Но дед почему-то не вернулся. От него осталась пожелтевшая фотография в старом альбоме, на которой он напоминает действительного статского советника, да красивое позолоченное пенсне, которое бабушка, пока была жива, хранила в маленькой серебряной шкатулке.
Дядя Саша, который червяка съел
Так называют моего дядю, который живет в Москве и приезжает к нам каждое лето, чтобы отдохнуть. Дядя Саша худой, маленький, загорелый и жилистый, как все деревенские мужики. Он любит выпить и поговорить. В пьяном виде он пристает к одиноким женщинам, легко находит с ними общий язык и часто появляется в нашем доме только под утро.
Порой я гляжу на него и не могу понять, для чего он заводит эти случайные знакомства? Чтобы любить местных вдовушек, одаривать их лаской, или для того чтобы блеснуть перед ними своей эрудицией?
Дядя Саша всегда весел, потому что почти всегда пьян. От него не услышишь жалких сетований на жизнь, грустных воспоминаний и слов покаяния. Дядя Саша доволен жизнью, хотя за душой у него нет ни гроша. После себя он ничего на земле не оставит ни детям, ни внукам. Да они, вероятно, и не ждут от него ничего хорошего.
Зато дядя Саша уверен, что он живет правильно. И никакой другой жизни ему не нужно. Так он устроен…
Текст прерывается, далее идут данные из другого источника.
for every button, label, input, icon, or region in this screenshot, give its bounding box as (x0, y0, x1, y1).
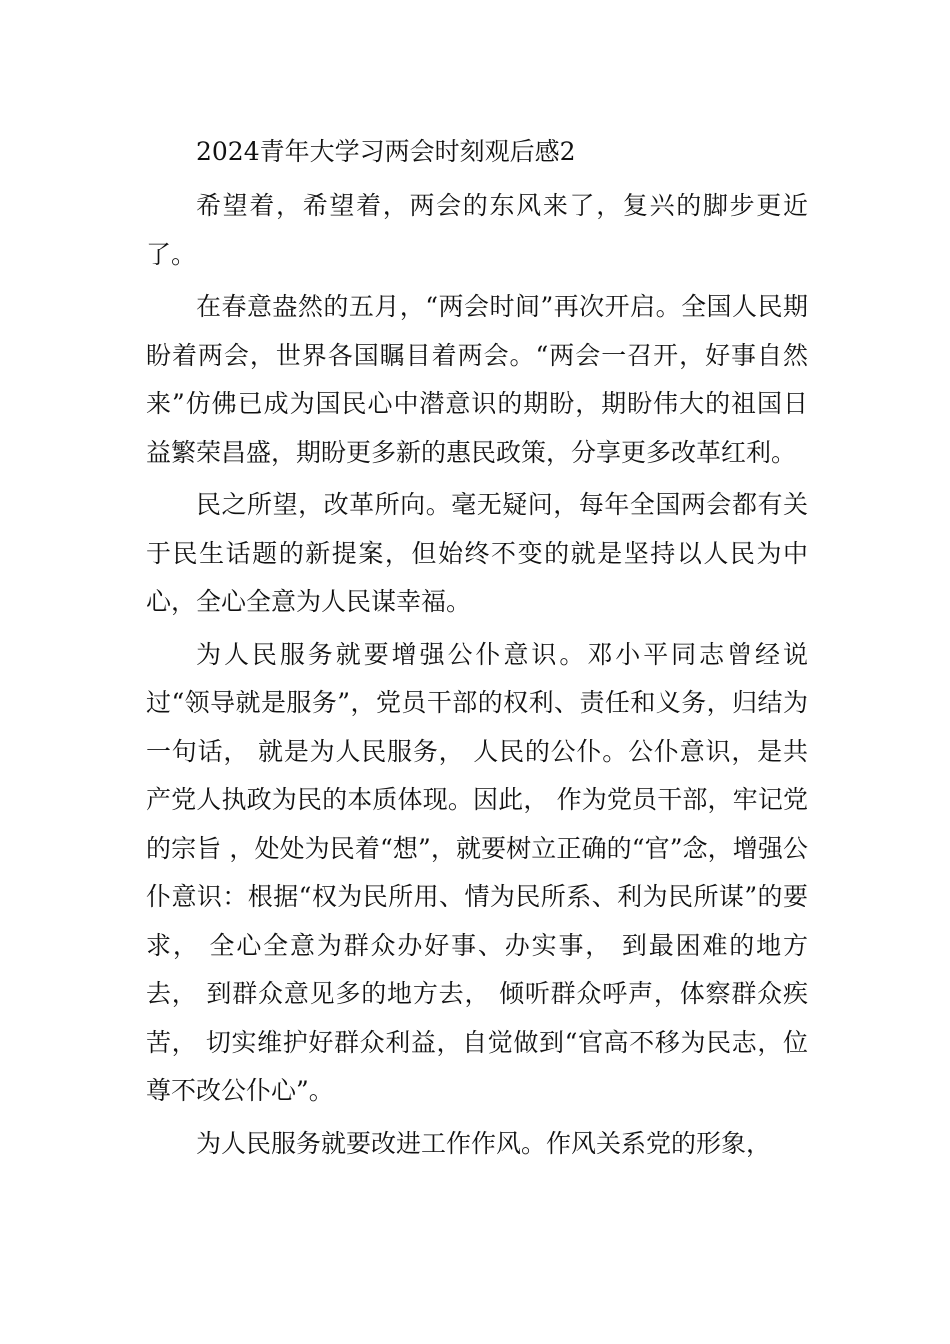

Как-то я был проездом в Москве, естественно, дядя Саша решил встретить меня на вокзале. При мне была бутылка водки, и дядя Саша каким-то таинственным образом это почувствовал. Я уже давно заметил, что если дело касается выпивки – в дяде Саше просыпается экстрасенс. Мне не хотелось пить на улице, но дядя Саша стал настаивать. Тогда я привел ему последний аргумент, сказал, что из горла пить водку не буду – это неприлично.
– А зачем из горла, – тут же нашелся дядя Саша и повел меня какими-то тайными тропами в крохотный сквер, расположенный поблизости от Московского вокзала. В этот сквер проникал зигзаг ржавой водосточной трубы от соседней крыши. Дядя Саша сунул руку в темное горло трубы и вытащил оттуда настоящий граненый стакан.
– Вот видишь. Тут всё приготовлено.
– Что всё? – переспросил я брезгливо.
– А вот, – и дядя Саша снова засунул руку в трубу, потом двинул её чуть дальше и вытянул оттуда целлофановый пакет, в котором оказалась половинка копченой селедки и целая буханка черного хлеба…
Дальнейшее продвижение к дому дяди Саши сопровождалось демонстрацией ещё более виртуозных фокусов и способностей. Дошло до того, что в одном из московских скверов он достал из дупла пожилого дерева полную бутылку «Перцовки». Потом в каком-то мрачном подъезде, в углублении между дверным косяком и стеной, обнаружил заначку в тысячу рублей, пакет со сменной обувью и удилище. Я стал подозревать, что в следующем тайнике, чего доброго, может оказаться голая женщина, так как дядя Саша с большим энтузиазмом стал рассказывать о своих любовных похождениях.
Надо признаться честно, Москва в тот вечер произвела на меня гнетущее впечатление. Меня буквально тошнило от Москвы. Она напоминала мне холмистую и пересеченную местность, где все дороги почему-то ведут в гору, и ни одной – с горы. Передвижение по такой непривычной Москве было сопряжено с большими трудностями. Потому что я не замечал уже ни зеленых скверов, ни красивых зданий. Видел только серые фундаменты домов, грязные подъезды да опоры каких-то бетонных столбов, которые, то и дело попадались нам на пути. Присутствие Третьяковской галереи или Кремля в этих каменных джунглях могло показаться кощунственным.